La bozza illustrata a Palazzo Chigi in serata contiene alcune novità, inserite per attutirne l'impatto. Che resta ugualmente forte. Giudici e pm separati; due Csm presieduti dal capo dello Stato; azione penale da esercitare «secondo i criteri stabiliti dalla legge»; magistrati che rispondono di tasca propria «di atti compiuti in violazione dei diritti, al pari degli altri funzionari e dipendenti dello Stato»; polizia giudiziaria non più alle «dirette» dipendenze dei pm, che possono disporne «secondo le modalità stabilite dalla legge»; inappellabilità delle sentenze di proscioglimento.
Uscito dal Quirinale, Alfano ha incontrato alla Camera i "responsabili" e poi è tornato a palazzo Grazioli (dov'era già stato prima di salire al Colle) per una riunione con Berlusconi, Ghedini e i vertici del Pdl. Alcuni punti "ballano" ancora, e tra questi la presidenza del Csm dei pm, che potrebbe tornare al Pg della Cassazione, eletto dal Parlamento. Se ne discuterà in consiglio dei ministri, così come dell'elezione di magistrati onorari con funzioni di pm, cara alla Lega.

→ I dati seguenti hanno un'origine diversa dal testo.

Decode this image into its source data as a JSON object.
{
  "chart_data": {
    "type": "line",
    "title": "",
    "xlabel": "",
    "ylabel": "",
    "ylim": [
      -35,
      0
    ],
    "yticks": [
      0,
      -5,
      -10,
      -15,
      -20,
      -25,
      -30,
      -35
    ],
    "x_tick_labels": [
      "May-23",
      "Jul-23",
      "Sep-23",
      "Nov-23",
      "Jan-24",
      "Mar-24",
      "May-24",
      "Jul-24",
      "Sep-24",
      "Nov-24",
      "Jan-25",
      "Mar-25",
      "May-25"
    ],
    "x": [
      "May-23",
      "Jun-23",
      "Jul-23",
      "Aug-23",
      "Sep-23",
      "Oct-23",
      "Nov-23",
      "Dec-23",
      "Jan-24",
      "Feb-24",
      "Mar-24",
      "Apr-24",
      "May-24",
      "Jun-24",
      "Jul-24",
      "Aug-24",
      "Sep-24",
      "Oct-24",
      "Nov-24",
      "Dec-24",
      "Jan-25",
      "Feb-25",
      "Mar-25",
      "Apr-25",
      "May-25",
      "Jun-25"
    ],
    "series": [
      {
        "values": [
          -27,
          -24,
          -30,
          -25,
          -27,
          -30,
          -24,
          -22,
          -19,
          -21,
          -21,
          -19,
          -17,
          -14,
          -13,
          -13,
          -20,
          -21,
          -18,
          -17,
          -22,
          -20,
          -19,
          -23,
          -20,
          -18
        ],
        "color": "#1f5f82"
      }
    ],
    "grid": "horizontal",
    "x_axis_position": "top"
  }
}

I capitoli su Csm e pm sono i più delicati perché configurano una forma indiretta di dipendenza del pm dall'esecutivo. Persino Ghedini ha faticato a fare da argine, convinto com'è che «la Costituzione sia cosa diversa dalle leggi ordinarie». Ma il risultato è che i pm diventano un «ufficio» organizzato secondo «le norme dell'ordinamento, che ne assicurano l'indipendenza»; nelle indagini devono dare la priorità ai reati indicati dal Parlamento, e sul loro operato – come sull'uso dei mezzi di indagine – il guardasigilli riferirà annualmente alle Camere; non disporranno più «direttamente» della polizia giudiziaria, e quindi potranno muoversi solo su suo input (ovvero dell'esecutivo). Inoltre, il Csm sarà formato per 2/3 da laici e per 1/3 da togati, anche se a presiederlo sarà il capo dello Stato: una modifica dell'ultima ora, inserita per compiacere Napolitano ma anche nella prospettiva di un Berlusconi al Quirinale. In ogni caso, ai due Csm saranno vietati atti di indirizzo politico, mentre è stata ripristinata la possibilità di esprimere pareri sui ddl del governo, ma solo su richiesta del ministro. Il cui potere ispettivo viene costituzionalizzato, così come il compito di riferire ogni anno in Parlamento sullo stato della giustizia, sull'esercizio dell'azione penale e sull'uso dei mezzi di indagine.